Complete curves in the moduli space of polarized K3 surfaces and hyper-K\"ahler manifolds

TL;DR

This paper proves the existence of complete curves in the moduli spaces of polarized K3 surfaces and hyper-K"ahler manifolds for a wide range of degrees and types, extending previous results and constructing new examples.

Contribution

It establishes the presence of complete curves in moduli spaces for all degrees above a certain threshold and for various hyper-K"ahler types, broadening the understanding of their geometric structure.

Findings

Complete curves exist in moduli spaces of polarized K3 surfaces for all degrees ≥62.

Constructs complete curves in moduli spaces of hyper-K"ahler manifolds of various types.

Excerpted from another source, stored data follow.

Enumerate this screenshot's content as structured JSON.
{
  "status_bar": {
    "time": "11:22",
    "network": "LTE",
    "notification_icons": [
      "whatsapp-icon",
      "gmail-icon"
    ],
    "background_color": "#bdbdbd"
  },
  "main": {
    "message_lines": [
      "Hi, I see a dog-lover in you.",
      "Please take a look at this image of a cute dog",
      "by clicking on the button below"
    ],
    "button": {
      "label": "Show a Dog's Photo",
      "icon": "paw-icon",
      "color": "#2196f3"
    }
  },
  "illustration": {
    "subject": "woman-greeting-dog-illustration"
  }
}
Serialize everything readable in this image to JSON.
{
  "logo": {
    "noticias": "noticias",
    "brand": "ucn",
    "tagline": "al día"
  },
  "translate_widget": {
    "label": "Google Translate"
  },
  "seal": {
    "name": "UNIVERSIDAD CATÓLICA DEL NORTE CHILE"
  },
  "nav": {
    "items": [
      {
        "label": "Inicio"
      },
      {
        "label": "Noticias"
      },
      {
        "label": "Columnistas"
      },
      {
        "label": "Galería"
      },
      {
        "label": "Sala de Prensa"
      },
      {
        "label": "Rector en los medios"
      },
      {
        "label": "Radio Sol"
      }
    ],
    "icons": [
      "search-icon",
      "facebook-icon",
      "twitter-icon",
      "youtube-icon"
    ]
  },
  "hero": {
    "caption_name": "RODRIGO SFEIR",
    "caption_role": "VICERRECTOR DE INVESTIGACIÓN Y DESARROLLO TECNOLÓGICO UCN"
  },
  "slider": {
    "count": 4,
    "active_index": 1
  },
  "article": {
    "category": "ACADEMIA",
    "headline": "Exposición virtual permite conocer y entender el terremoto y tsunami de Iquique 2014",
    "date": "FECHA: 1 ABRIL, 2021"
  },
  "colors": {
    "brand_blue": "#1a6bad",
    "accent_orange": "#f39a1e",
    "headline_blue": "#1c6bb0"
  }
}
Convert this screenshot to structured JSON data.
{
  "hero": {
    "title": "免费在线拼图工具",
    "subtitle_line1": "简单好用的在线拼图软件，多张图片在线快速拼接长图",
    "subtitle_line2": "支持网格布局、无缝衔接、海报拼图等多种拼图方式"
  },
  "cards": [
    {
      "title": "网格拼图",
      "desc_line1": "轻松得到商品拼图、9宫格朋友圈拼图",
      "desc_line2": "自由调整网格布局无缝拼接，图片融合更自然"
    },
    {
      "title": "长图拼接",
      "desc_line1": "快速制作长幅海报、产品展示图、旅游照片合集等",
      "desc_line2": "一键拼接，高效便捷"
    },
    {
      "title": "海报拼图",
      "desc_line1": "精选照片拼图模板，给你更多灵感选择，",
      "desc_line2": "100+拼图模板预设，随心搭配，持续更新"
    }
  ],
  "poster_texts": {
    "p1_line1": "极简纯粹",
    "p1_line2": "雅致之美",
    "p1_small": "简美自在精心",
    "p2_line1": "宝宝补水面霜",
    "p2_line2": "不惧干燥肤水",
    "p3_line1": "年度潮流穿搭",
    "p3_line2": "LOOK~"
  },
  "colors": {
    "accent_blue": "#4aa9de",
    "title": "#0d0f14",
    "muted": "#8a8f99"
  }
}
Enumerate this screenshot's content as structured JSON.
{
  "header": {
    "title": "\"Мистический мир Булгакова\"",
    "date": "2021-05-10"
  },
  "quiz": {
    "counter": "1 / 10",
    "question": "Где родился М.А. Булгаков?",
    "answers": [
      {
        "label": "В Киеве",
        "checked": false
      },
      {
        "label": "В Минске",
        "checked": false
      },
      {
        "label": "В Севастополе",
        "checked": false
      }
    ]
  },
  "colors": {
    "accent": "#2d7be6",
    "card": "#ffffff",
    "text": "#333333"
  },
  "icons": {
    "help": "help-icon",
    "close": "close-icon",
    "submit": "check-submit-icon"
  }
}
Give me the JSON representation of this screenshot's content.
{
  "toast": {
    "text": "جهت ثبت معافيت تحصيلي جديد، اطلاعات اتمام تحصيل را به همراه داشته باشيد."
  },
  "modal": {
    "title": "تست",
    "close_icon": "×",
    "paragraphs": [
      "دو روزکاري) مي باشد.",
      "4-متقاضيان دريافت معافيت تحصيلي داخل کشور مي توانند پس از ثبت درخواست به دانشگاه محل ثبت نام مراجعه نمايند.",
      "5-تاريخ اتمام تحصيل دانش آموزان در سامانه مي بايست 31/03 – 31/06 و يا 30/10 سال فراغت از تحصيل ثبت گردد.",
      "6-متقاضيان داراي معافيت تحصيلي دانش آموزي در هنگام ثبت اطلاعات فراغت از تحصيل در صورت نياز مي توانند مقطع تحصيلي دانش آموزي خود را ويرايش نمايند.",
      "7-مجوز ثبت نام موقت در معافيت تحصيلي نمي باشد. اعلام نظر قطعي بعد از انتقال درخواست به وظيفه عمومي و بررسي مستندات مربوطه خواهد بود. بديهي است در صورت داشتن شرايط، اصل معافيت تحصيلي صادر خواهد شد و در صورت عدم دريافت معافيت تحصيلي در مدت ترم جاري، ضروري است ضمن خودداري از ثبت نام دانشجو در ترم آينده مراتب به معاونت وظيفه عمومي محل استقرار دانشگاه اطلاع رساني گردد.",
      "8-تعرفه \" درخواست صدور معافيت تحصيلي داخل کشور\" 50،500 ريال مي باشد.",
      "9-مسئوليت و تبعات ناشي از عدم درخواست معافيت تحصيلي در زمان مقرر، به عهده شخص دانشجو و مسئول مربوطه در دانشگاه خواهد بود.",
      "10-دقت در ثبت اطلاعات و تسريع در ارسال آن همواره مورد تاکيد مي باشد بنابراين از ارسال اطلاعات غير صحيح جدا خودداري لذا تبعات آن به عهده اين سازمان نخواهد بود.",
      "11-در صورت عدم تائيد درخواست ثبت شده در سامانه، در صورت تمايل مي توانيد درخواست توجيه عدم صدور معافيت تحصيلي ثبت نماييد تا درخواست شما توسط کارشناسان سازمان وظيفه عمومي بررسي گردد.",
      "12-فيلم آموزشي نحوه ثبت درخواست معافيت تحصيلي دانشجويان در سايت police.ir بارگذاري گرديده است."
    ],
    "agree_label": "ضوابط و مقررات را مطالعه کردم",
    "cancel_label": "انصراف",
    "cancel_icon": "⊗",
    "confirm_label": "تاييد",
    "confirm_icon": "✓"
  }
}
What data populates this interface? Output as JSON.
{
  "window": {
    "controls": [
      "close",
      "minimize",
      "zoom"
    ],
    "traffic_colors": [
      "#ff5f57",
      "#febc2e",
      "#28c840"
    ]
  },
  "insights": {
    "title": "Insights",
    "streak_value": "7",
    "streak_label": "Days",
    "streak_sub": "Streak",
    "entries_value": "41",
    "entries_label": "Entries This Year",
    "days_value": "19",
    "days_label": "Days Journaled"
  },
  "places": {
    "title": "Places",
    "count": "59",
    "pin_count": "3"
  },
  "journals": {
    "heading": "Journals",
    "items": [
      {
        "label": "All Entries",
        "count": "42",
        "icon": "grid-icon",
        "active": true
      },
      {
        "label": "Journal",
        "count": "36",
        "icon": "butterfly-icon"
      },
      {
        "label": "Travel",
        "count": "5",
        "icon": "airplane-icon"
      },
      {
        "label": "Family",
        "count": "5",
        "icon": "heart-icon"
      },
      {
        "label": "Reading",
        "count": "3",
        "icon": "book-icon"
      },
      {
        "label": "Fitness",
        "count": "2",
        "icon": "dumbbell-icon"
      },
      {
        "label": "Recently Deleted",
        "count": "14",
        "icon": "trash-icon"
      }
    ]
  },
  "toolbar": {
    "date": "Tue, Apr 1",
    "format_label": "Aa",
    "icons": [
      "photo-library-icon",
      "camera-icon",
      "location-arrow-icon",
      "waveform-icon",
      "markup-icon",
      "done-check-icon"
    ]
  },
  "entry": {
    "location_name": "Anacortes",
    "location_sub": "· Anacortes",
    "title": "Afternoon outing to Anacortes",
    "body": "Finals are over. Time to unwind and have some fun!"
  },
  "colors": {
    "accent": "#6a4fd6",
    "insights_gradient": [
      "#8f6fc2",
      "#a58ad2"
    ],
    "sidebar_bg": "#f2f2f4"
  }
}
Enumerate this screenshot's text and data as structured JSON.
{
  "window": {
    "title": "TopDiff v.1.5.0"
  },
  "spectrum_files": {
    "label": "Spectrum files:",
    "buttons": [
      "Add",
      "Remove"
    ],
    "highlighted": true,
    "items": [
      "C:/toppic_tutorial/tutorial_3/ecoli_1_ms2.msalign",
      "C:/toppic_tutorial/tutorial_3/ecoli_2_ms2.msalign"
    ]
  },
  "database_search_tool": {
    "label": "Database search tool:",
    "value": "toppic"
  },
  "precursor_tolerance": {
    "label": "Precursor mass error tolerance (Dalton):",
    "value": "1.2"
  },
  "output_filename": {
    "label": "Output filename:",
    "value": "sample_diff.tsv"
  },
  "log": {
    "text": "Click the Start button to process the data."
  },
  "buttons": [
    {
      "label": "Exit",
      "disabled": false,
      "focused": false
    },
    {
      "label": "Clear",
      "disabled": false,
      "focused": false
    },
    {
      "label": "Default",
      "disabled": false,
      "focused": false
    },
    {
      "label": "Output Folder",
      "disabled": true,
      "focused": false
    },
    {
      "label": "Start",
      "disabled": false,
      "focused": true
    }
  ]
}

Extends previous results to a wider range of degrees and manifold types.

Abstract

Building on an idea of Borcherds, Katzarkov, Pantev, and Shepherd-Barron (who treated the case $e=14$), we prove that the moduli space of polarized K3 surfaces of degree $2e$ contains complete curves for all $e\geq 62$ and for some sporadic lower values of $e$ (starting at $14$). We also construct complete curves in the moduli spaces of polarized hyper-K\"ahler manifolds of $\mathrm{K3}^{[n]}$-type or $\mathrm{Kum}_n$-type for all $n\ge 1$ and polarizations of various degrees and divisibilities.